Reliance, Tata Motors, ICICI Bank, TCS and ITC continue to weigh on benchmark indices. At 11:03am, the 30-share Bombay Stock Exchange (BSE) Sensex was down 125 points at 21,047 levels and the broader Nifty index of the National Stock Exchange (NSE) was off almost 40 points at 6,268 levels.
The rupee was lower at 61.62 versus its previous close of 61.245/255 on Wednesday, boosted by weakness in local and regional shares.
"A gap up, a new life high and a consolidation/correction thereafter, are a natural course of markets given the fact that the week after would be event heavy. IIp and Inflation data today with RBI and FED meets next week, markets are bound to trade in choppy terrain. The trend is likely to continue for the next week as well with supports placed in the zone of 6170-6250 levels. Rather than a buy on dips a wait and watch strategy would do well. Once the events are behind us a call could be taken on the next course of markets. Aggressive traders may use options to buy into the dips. Heavy leverage is best avoided on both sides.

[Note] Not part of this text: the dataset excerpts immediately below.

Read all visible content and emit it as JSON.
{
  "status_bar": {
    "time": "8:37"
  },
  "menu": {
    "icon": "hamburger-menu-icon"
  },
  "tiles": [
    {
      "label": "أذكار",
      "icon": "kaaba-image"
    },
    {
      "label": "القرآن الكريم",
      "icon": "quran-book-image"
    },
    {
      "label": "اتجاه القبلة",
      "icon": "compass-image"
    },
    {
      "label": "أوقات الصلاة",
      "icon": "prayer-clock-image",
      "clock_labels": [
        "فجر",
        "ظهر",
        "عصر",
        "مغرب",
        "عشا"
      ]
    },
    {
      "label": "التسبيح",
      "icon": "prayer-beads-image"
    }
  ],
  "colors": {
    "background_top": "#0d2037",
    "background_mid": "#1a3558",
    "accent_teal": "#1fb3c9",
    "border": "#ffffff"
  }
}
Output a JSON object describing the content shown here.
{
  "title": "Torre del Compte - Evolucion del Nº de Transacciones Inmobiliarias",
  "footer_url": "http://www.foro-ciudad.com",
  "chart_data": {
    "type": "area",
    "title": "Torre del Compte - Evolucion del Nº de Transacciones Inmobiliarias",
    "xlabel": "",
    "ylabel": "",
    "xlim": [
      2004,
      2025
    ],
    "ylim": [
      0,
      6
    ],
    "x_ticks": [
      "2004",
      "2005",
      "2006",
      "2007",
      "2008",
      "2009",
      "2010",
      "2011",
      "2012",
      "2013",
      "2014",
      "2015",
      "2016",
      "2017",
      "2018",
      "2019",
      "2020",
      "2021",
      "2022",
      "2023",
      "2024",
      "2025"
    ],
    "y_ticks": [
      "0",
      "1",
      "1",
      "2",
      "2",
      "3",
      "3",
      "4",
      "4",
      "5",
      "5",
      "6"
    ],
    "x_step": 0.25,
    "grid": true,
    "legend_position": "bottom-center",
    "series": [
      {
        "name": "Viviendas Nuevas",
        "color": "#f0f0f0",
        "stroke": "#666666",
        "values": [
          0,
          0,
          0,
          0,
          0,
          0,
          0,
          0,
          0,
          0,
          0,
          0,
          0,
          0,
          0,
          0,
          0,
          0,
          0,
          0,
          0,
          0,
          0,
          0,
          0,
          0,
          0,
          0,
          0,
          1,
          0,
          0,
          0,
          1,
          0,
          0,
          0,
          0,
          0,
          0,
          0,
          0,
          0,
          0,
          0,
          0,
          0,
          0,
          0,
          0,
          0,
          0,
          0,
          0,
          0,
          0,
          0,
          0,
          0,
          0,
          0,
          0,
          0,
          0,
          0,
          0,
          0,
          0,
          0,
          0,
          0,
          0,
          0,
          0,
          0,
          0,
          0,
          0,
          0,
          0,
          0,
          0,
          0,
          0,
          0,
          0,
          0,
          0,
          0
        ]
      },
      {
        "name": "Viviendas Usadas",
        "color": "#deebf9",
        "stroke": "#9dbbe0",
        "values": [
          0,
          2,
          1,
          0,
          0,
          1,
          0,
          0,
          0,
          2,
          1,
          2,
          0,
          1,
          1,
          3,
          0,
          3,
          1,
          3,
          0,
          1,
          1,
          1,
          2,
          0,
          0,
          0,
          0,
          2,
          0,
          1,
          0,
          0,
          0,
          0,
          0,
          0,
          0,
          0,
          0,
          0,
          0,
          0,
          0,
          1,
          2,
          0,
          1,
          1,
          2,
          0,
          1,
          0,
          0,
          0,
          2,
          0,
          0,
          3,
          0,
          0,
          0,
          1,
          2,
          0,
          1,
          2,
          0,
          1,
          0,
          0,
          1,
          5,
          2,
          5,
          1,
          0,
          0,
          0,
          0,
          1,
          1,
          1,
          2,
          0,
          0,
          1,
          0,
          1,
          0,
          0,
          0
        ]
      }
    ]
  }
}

Also, IIP data which will be released today may show a contraction in the factory output in October. A Reuters poll of 26 economists suggested that the industrial activity shrank 1.2% in October. This may pose a worry for the government who are relying heavily on a second half recovery in the economic activity across all the sectors.
Asian shares slipped to a 2-1/2 month low on Thursday on heightened expectations the Federal Reserve may act sooner than later to unwind its stimulus after a provisional budget deal in Washington eased some of the fiscal drag on the U.S. economy.
MSCI's broadest index of Asia-Pacific shares outside Japan fell 1%, adding to Wednesday's 1.1% decline -- its sharpest one-day fall in three weeks.
In Tokyo, the benchmark Nikkei tumbled 1.6%, extending declines into a third day. Still, the index, powered by Tokyo's aggressive fiscal and monetary stimulus, has rallied nearly 47% so far this year, on track for its best yearly gain since 1972.
Back home, broader markets improved and both the mid and smallcap indices were turned flat with a positive bias, both outperforming the BSE benchmark index which was down 0.7%.
Back home, all the sectoral indices were in the red with a cut of atleast 0.1%.
Bankex, Metal and Capital Goods indices down 1% each were the major sectoral losers followed by Health Care, IT, Teck, Auto, Oil & Gas and Power indices down 0.5-0.9%.
Tata Power up 2.5%, BHEL and Gail India up 0.2% each were the only gainers among Sensex-30.
NTPC, HDFC and ONGC pared off its morning losses and were flat with a positive bias.
The advanced decline ratio continued to remain negative. 890 stocks declined while 794 stocks advanced on the BSE.